Last week’s rally essentially comes down to the known and the unknown, and in this case the unknown is a positive. The knowns are negatives. One such known is that the sudden stop in economic activity caused by the implementation of containment measures caused a global recession. I don’t think investors are waiting for confirmation, they just know.
The unknowns are positive. There are signs that the pace of new infections is peaking and announcements that governments are working on plans to reopen the economies. Domestically, the U.S. administration released new federal guidelines to reopen the economy in different phases. Globally, Germany announced tentative steps to ease restrictions.
Last week, the benchmark S&P 500 Index settled at 2874.56, up 84.74 or +3.04%. The blue chip Dow Jones Industrial Average finished at 24242.49, up 523.12 or +2.21% and the technology-based NASDAQ Composite closed at 8650.14, up 496.56 or +6.09%.
U.S. Economic Data – The Bad News Continues
U.S. retail sales suffered a record drop in March and output at factories declined by the most since 1946, buttressing analysts’ views that the economy contracted in the first quarter at its sharpest pace in decades as extraordinary measures to control the spread of the novel coronavirus shut down the country.
Retail Sales plunged 8.7% last month, the biggest decline since the government started tracking the series in 1992, the Commerce Department said.
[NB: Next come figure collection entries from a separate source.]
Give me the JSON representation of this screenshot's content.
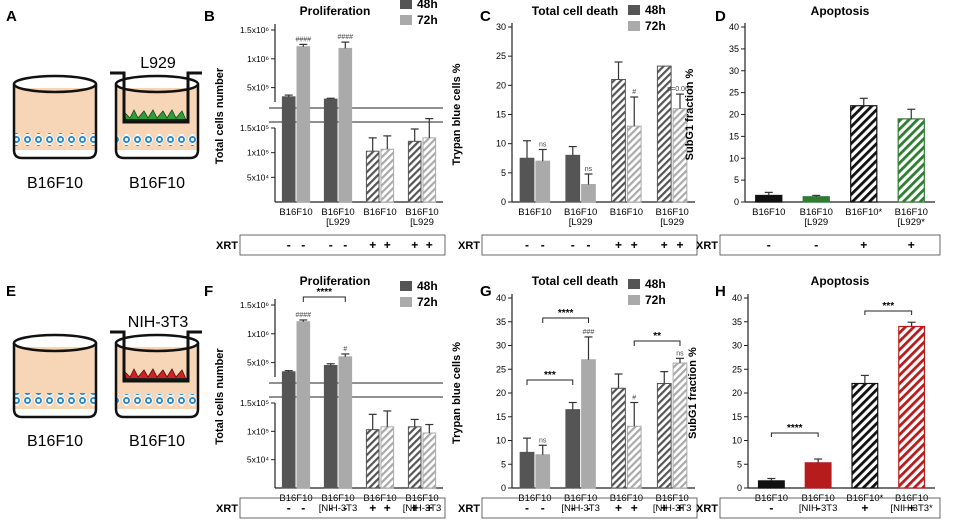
{
  "figure": {
    "panel_letters": [
      "A",
      "B",
      "C",
      "D",
      "E",
      "F",
      "G",
      "H"
    ],
    "cell_line": "B16F10",
    "insert_labels": [
      "L929",
      "NIH-3T3"
    ],
    "xrt_label": "XRT",
    "xrt_minus": "-",
    "xrt_plus": "+",
    "legend": [
      "48h",
      "72h"
    ],
    "sig": {
      "hash4": "####",
      "hash3": "###",
      "hash1": "#",
      "ns": "ns",
      "p": "p=0.067",
      "s4": "****",
      "s3": "***",
      "s2": "**"
    },
    "colors": {
      "h48": "#555555",
      "h72": "#aaaaaa",
      "black": "#111111",
      "green": "#2e7d32",
      "red": "#b71c1c",
      "cells": "#2a88c8",
      "plate": "#f6d6b6"
    }
  },
  "chart_data": [
    {
      "panel": "B",
      "type": "bar",
      "title": "Proliferation",
      "ylabel": "Total cells number",
      "axis": "broken",
      "yticks_upper": [
        "1.5x10⁶",
        "1x10⁶",
        "5x10⁵"
      ],
      "yticks_lower": [
        "1.5x10⁵",
        "1x10⁵",
        "5x10⁴"
      ],
      "ylim_upper": [
        250000,
        1500000
      ],
      "ylim_lower": [
        0,
        150000
      ],
      "categories": [
        [
          "B16F10"
        ],
        [
          "B16F10",
          "[L929"
        ],
        [
          "B16F10"
        ],
        [
          "B16F10",
          "[L929"
        ]
      ],
      "xrt": [
        "-",
        "-",
        "+",
        "+"
      ],
      "series": [
        {
          "name": "48h",
          "values": [
            340000,
            300000,
            103000,
            123000
          ],
          "err": [
            30000,
            15000,
            27000,
            25000
          ]
        },
        {
          "name": "72h",
          "values": [
            1210000,
            1180000,
            107000,
            130000
          ],
          "err": [
            40000,
            110000,
            27000,
            39000
          ]
        }
      ],
      "marks": [
        "",
        "####",
        "",
        "####",
        "",
        "",
        "",
        ""
      ]
    },
    {
      "panel": "C",
      "type": "bar",
      "title": "Total cell death",
      "ylabel": "Trypan blue cells  %",
      "yticks": [
        "0",
        "5",
        "10",
        "15",
        "20",
        "25",
        "30"
      ],
      "ylim": [
        0,
        30
      ],
      "categories": [
        [
          "B16F10"
        ],
        [
          "B16F10",
          "[L929"
        ],
        [
          "B16F10"
        ],
        [
          "B16F10",
          "[L929"
        ]
      ],
      "xrt": [
        "-",
        "-",
        "+",
        "+"
      ],
      "series": [
        {
          "name": "48h",
          "values": [
            7.5,
            8,
            21,
            23.3
          ],
          "err": [
            3,
            1.5,
            3,
            0
          ]
        },
        {
          "name": "72h",
          "values": [
            7,
            3,
            13,
            16
          ],
          "err": [
            2,
            1.8,
            5,
            2.5
          ]
        }
      ],
      "marks": [
        "",
        "ns",
        "",
        "ns",
        "",
        "#",
        "",
        "p=0.067"
      ]
    },
    {
      "panel": "D",
      "type": "bar",
      "title": "Apoptosis",
      "ylabel": "SubG1 fraction %",
      "yticks": [
        "0",
        "5",
        "10",
        "15",
        "20",
        "25",
        "30",
        "35",
        "40"
      ],
      "ylim": [
        0,
        40
      ],
      "categories": [
        [
          "B16F10"
        ],
        [
          "B16F10",
          "[L929"
        ],
        [
          "B16F10*"
        ],
        [
          "B16F10",
          "[L929*"
        ]
      ],
      "xrt": [
        "-",
        "-",
        "+",
        "+"
      ],
      "values": [
        1.5,
        1.2,
        22,
        19
      ],
      "err": [
        0.7,
        0.3,
        1.7,
        2.2
      ]
    },
    {
      "panel": "F",
      "type": "bar",
      "title": "Proliferation",
      "ylabel": "Total cells number",
      "axis": "broken",
      "yticks_upper": [
        "1.5x10⁶",
        "1x10⁶",
        "5x10⁵"
      ],
      "yticks_lower": [
        "1.5x10⁵",
        "1x10⁵",
        "5x10⁴"
      ],
      "ylim_upper": [
        250000,
        1500000
      ],
      "ylim_lower": [
        0,
        150000
      ],
      "categories": [
        [
          "B16F10"
        ],
        [
          "B16F10",
          "[NIH-3T3"
        ],
        [
          "B16F10"
        ],
        [
          "B16F10",
          "[NIH-3T3"
        ]
      ],
      "xrt": [
        "-",
        "-",
        "+",
        "+"
      ],
      "series": [
        {
          "name": "48h",
          "values": [
            340000,
            450000,
            103000,
            108000
          ],
          "err": [
            20000,
            30000,
            27000,
            13000
          ]
        },
        {
          "name": "72h",
          "values": [
            1210000,
            600000,
            108000,
            97000
          ],
          "err": [
            30000,
            50000,
            28000,
            15000
          ]
        }
      ],
      "marks": [
        "",
        "####",
        "",
        "#",
        "",
        "",
        "",
        ""
      ]
    },
    {
      "panel": "G",
      "type": "bar",
      "title": "Total cell death",
      "ylabel": "Trypan blue cells  %",
      "yticks": [
        "0",
        "5",
        "10",
        "15",
        "20",
        "25",
        "30",
        "35",
        "40"
      ],
      "ylim": [
        0,
        40
      ],
      "categories": [
        [
          "B16F10"
        ],
        [
          "B16F10",
          "[NIH-3T3"
        ],
        [
          "B16F10"
        ],
        [
          "B16F10",
          "[NIH-3T3"
        ]
      ],
      "xrt": [
        "-",
        "-",
        "+",
        "+"
      ],
      "series": [
        {
          "name": "48h",
          "values": [
            7.5,
            16.5,
            21,
            22
          ],
          "err": [
            3,
            1.5,
            3,
            2.5
          ]
        },
        {
          "name": "72h",
          "values": [
            7,
            27,
            13,
            26.3
          ],
          "err": [
            2,
            4.8,
            5,
            1
          ]
        }
      ],
      "marks": [
        "",
        "ns",
        "",
        "###",
        "",
        "#",
        "",
        "ns"
      ]
    },
    {
      "panel": "H",
      "type": "bar",
      "title": "Apoptosis",
      "ylabel": "SubG1 fraction %",
      "yticks": [
        "0",
        "5",
        "10",
        "15",
        "20",
        "25",
        "30",
        "35",
        "40"
      ],
      "ylim": [
        0,
        40
      ],
      "categories": [
        [
          "B16F10"
        ],
        [
          "B16F10",
          "[NIH-3T3"
        ],
        [
          "B16F10*"
        ],
        [
          "B16F10",
          "[NIH-3T3*"
        ]
      ],
      "xrt": [
        "-",
        "-",
        "+",
        "+"
      ],
      "values": [
        1.5,
        5.3,
        22,
        34
      ],
      "err": [
        0.5,
        0.8,
        1.7,
        0.9
      ]
    }
  ]
}
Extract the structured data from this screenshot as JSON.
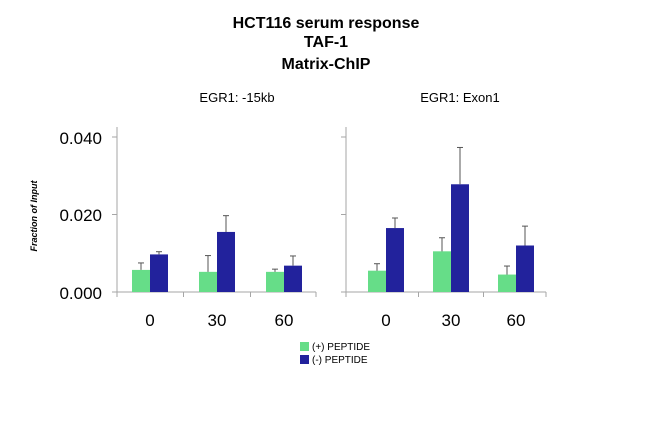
{
  "chart_data": {
    "type": "bar",
    "title_lines": [
      "HCT116 serum response",
      "TAF-1",
      "Matrix-ChIP"
    ],
    "ylabel": "Fraction of Input",
    "ylim": [
      0,
      0.04
    ],
    "yticks": [
      "0.000",
      "0.020",
      "0.040"
    ],
    "ytick_values": [
      0,
      0.02,
      0.04
    ],
    "categories": [
      "0",
      "30",
      "60"
    ],
    "legend": {
      "placement": "bottom-center",
      "entries": [
        {
          "name": "(+) PEPTIDE",
          "color": "#66dd88"
        },
        {
          "name": "(-) PEPTIDE",
          "color": "#22229c"
        }
      ]
    },
    "panels": [
      {
        "title": "EGR1: -15kb",
        "series": [
          {
            "name": "(+) PEPTIDE",
            "color": "#66dd88",
            "values": [
              0.0057,
              0.0052,
              0.0052
            ],
            "errors": [
              0.0018,
              0.0042,
              0.0007
            ]
          },
          {
            "name": "(-) PEPTIDE",
            "color": "#22229c",
            "values": [
              0.0097,
              0.0155,
              0.0068
            ],
            "errors": [
              0.0007,
              0.0042,
              0.0025
            ]
          }
        ]
      },
      {
        "title": "EGR1: Exon1",
        "series": [
          {
            "name": "(+) PEPTIDE",
            "color": "#66dd88",
            "values": [
              0.0055,
              0.0105,
              0.0045
            ],
            "errors": [
              0.0018,
              0.0035,
              0.0022
            ]
          },
          {
            "name": "(-) PEPTIDE",
            "color": "#22229c",
            "values": [
              0.0165,
              0.0278,
              0.012
            ],
            "errors": [
              0.0026,
              0.0095,
              0.005
            ]
          }
        ]
      }
    ]
  }
}
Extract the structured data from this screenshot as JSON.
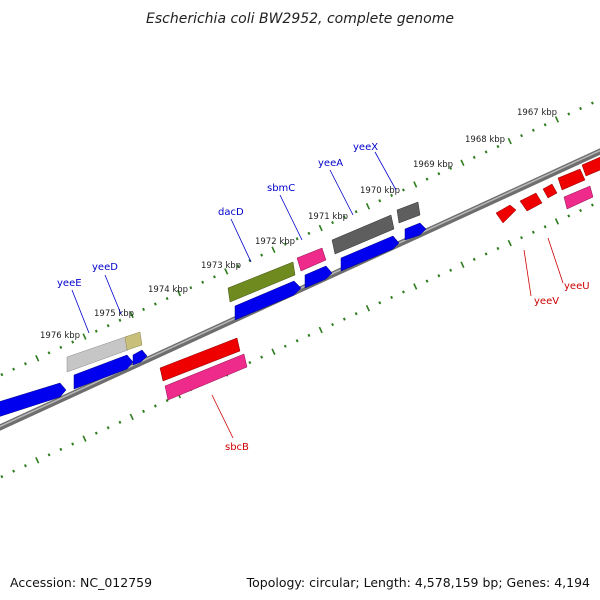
{
  "title": "Escherichia coli BW2952, complete genome",
  "footer": {
    "accession": "Accession: NC_012759",
    "summary": "Topology: circular; Length: 4,578,159 bp; Genes: 4,194"
  },
  "colors": {
    "background": "#ffffff",
    "backbone": "#8a8a8a",
    "tick": "#2e7d1e",
    "label_forward": "#0000cc",
    "label_reverse": "#cc0000",
    "blue": "#0000ee",
    "red": "#ee0000",
    "pink": "#ee2a8a",
    "olive": "#6f8a1e",
    "dark_grey": "#5e5e5e",
    "light_grey": "#c6c6c6",
    "khaki": "#c8c07a"
  },
  "scale_labels": [
    "1967 kbp",
    "1968 kbp",
    "1969 kbp",
    "1970 kbp",
    "1971 kbp",
    "1972 kbp",
    "1973 kbp",
    "1974 kbp",
    "1975 kbp",
    "1976 kbp"
  ],
  "gene_labels": {
    "forward": [
      "yeeE",
      "yeeD",
      "dacD",
      "sbmC",
      "yeeA",
      "yeeX"
    ],
    "reverse": [
      "sbcB",
      "yeeV",
      "yeeU"
    ]
  }
}
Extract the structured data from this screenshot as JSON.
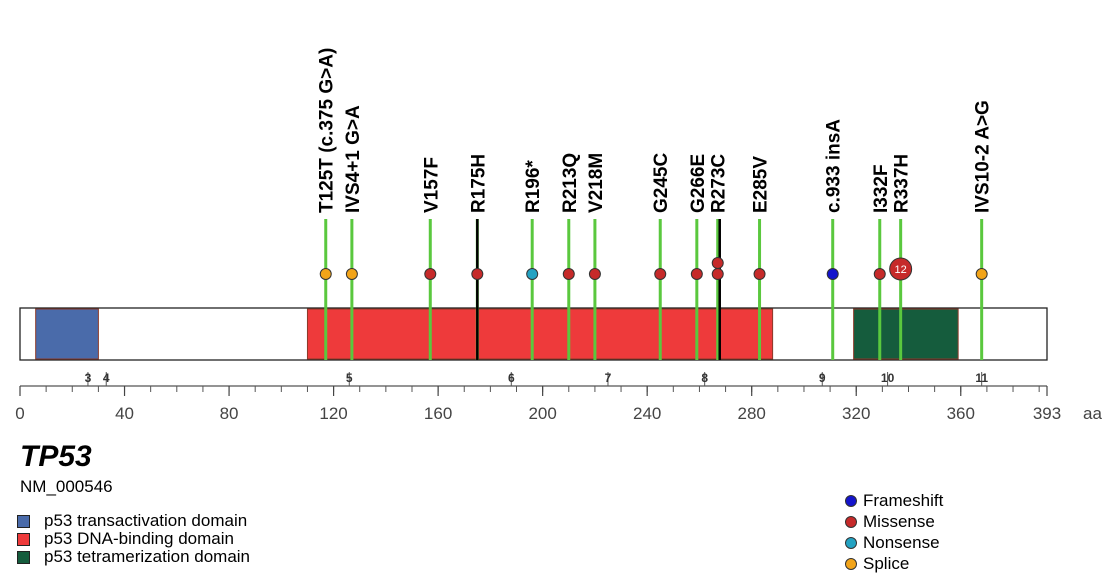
{
  "gene": {
    "name": "TP53",
    "accession": "NM_000546"
  },
  "protein_length": 393,
  "axis": {
    "unit": "aa",
    "ticks": [
      0,
      40,
      80,
      120,
      160,
      200,
      240,
      280,
      320,
      360,
      393
    ]
  },
  "exons": [
    {
      "label": "3",
      "aa": 26
    },
    {
      "label": "4",
      "aa": 33
    },
    {
      "label": "5",
      "aa": 126
    },
    {
      "label": "6",
      "aa": 188
    },
    {
      "label": "7",
      "aa": 225
    },
    {
      "label": "8",
      "aa": 262
    },
    {
      "label": "9",
      "aa": 307
    },
    {
      "label": "10",
      "aa": 332
    },
    {
      "label": "11",
      "aa": 368
    }
  ],
  "domains": [
    {
      "name": "p53 transactivation domain",
      "start": 6,
      "end": 30,
      "color": "#4a6baa"
    },
    {
      "name": "p53 DNA-binding domain",
      "start": 110,
      "end": 288,
      "color": "#ee3a3b"
    },
    {
      "name": "p53 tetramerization domain",
      "start": 319,
      "end": 359,
      "color": "#155c3d"
    }
  ],
  "mutation_types": [
    {
      "name": "Frameshift",
      "color": "#1414cc"
    },
    {
      "name": "Missense",
      "color": "#c62a2a"
    },
    {
      "name": "Nonsense",
      "color": "#23a2c2"
    },
    {
      "name": "Splice",
      "color": "#f2a419"
    }
  ],
  "mutations": [
    {
      "label": "T125T (c.375 G>A)",
      "aa": 117,
      "type": "Splice",
      "count": 1,
      "highlight": false
    },
    {
      "label": "IVS4+1 G>A",
      "aa": 127,
      "type": "Splice",
      "count": 1,
      "highlight": false
    },
    {
      "label": "V157F",
      "aa": 157,
      "type": "Missense",
      "count": 1,
      "highlight": false
    },
    {
      "label": "R175H",
      "aa": 175,
      "type": "Missense",
      "count": 1,
      "highlight": true
    },
    {
      "label": "R196*",
      "aa": 196,
      "type": "Nonsense",
      "count": 1,
      "highlight": false
    },
    {
      "label": "R213Q",
      "aa": 210,
      "type": "Missense",
      "count": 1,
      "highlight": false
    },
    {
      "label": "V218M",
      "aa": 220,
      "type": "Missense",
      "count": 1,
      "highlight": false
    },
    {
      "label": "G245C",
      "aa": 245,
      "type": "Missense",
      "count": 1,
      "highlight": false
    },
    {
      "label": "G266E",
      "aa": 259,
      "type": "Missense",
      "count": 1,
      "highlight": false
    },
    {
      "label": "R273C",
      "aa": 267,
      "type": "Missense",
      "count": 2,
      "highlight": true
    },
    {
      "label": "E285V",
      "aa": 283,
      "type": "Missense",
      "count": 1,
      "highlight": false
    },
    {
      "label": "c.933 insA",
      "aa": 311,
      "type": "Frameshift",
      "count": 1,
      "highlight": false
    },
    {
      "label": "I332F",
      "aa": 329,
      "type": "Missense",
      "count": 1,
      "highlight": false
    },
    {
      "label": "R337H",
      "aa": 337,
      "type": "Missense",
      "count": 12,
      "highlight": false,
      "count_label": "12"
    },
    {
      "label": "IVS10-2 A>G",
      "aa": 368,
      "type": "Splice",
      "count": 1,
      "highlight": false
    }
  ]
}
Economists polled by Reuters had forecast retail sales tumbling 8.0% in March. Compared to March last year, retail sales dropped 6.2%.
The $46.2 billion decrease in sales in March was almost equal in a single month to the $49.1 billion peak-to-trough decline that unfolded over 16 months in the Great Recession.
Economists are forecasting consumer spending plunging at an annualized rate of at least 17.0% in the first quarter, which would be the weakest performance since record keeping started in 1947.
Economists also see no respite for consumer spending in the second quarter, with estimates as deep as a 41% rate of decline, despite a historic $2.3 trillion fiscal package, which made provisions for cash payments to some families and boosted unemployment benefit checks. About 22.0 million people have filed claims for unemployment benefits since March 21.